IMMUNOPATHOLOGIC CHARACTERIZATION OF TYPHLITIS AND COLITIS IN JUVENILE HLA-B27 TRANSGENIC RATS

Adult HLA-B27 transgenic rats carrying high copy numbers of human HLA-B27 and beta(2)-microglobulin genes spontaneously develop spondyloarthropathy and enterocolitis comparable to human HLA-B27-associated disease. In this investigation, juvenile HLA-27 transgenic rats were utilized to study incipient immunopathologic events in HLA-B27-associated gastrointestinal inflammation. Flow cytometric analysis of peripheral lymphocytes demonstrated distinctive differences in HLA-B27 protein expression and prompted the division of these transgenic rodents into 2 groups: HLA-B27(hi) and HLA-B27(lo). The HLA-B27(hi) group, which represented 60% of the rats (aged 8-12 weeks) had inflammation in the colon, anorectal junction and cecum but spaced the small intestine. Inflammation coexisted with high levels of surface HLA-B27 expression by hematopoietically derived cells as determined by immunofluorescence staining and flow cytometric analysis of intestinal lymphocytes. Inflammation, which was most intense in the cecum and anorectal junction, was characterized by mixed cellular infiltrate, crypt hyperplasia, transepithelial migration of neutrophils and a reduction in goblet cells. T lymphocytes, particularly CD4+ T cells, predominated over other lymphocytes in the inflammatory infiltrate of the lamina propria.
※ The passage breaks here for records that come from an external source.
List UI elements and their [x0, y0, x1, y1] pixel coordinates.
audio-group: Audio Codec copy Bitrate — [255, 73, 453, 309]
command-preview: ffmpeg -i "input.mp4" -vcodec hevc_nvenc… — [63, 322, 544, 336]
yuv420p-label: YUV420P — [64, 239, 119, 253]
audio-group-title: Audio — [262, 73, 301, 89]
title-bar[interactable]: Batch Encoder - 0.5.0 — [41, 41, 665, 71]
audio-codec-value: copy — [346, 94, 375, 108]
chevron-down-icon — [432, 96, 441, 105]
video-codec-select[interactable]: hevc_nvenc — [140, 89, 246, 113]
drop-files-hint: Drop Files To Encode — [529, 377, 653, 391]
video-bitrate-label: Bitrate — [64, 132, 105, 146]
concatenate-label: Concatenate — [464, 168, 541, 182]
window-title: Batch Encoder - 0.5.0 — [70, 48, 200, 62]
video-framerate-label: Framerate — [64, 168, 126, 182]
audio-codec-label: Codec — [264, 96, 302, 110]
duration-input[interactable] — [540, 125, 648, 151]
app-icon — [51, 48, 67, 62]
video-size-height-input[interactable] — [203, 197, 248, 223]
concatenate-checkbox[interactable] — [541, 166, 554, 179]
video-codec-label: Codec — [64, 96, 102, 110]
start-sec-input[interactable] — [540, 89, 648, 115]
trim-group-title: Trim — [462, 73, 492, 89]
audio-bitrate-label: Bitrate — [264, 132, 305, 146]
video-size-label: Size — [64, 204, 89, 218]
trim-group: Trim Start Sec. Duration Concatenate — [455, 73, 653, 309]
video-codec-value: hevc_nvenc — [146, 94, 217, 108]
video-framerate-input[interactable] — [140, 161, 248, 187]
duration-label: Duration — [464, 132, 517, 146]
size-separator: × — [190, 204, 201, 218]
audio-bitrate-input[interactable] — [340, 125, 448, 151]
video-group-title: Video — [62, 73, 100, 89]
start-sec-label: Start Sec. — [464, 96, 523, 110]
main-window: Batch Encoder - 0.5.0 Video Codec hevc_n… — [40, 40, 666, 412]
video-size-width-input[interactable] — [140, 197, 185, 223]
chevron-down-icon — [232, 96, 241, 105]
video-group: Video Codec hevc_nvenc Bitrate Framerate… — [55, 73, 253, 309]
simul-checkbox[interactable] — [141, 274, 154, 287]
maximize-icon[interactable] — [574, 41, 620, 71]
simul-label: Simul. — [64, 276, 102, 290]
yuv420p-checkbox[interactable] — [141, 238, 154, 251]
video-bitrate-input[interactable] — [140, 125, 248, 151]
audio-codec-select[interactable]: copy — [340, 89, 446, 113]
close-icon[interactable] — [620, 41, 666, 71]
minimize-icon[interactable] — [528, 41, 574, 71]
Conversely, no inflammation was evident at any level of the gastrointestinal tract in the HLA-B27(lo) group (8 weeks of age) which constituted 40% of the juvenile transgenic rats. These animals all expressed low lever of HLA-B27 protein. Collectively, these data indicate that HLA-B27 protein expression increases dramatically from 8 to 12 weeks of age and that the level of protein expression and intestinal inflammation are interrelated. These associated gastrointestinal events occur during puberty and thus we speculate that the high level of protein expression may be hormonally mediated.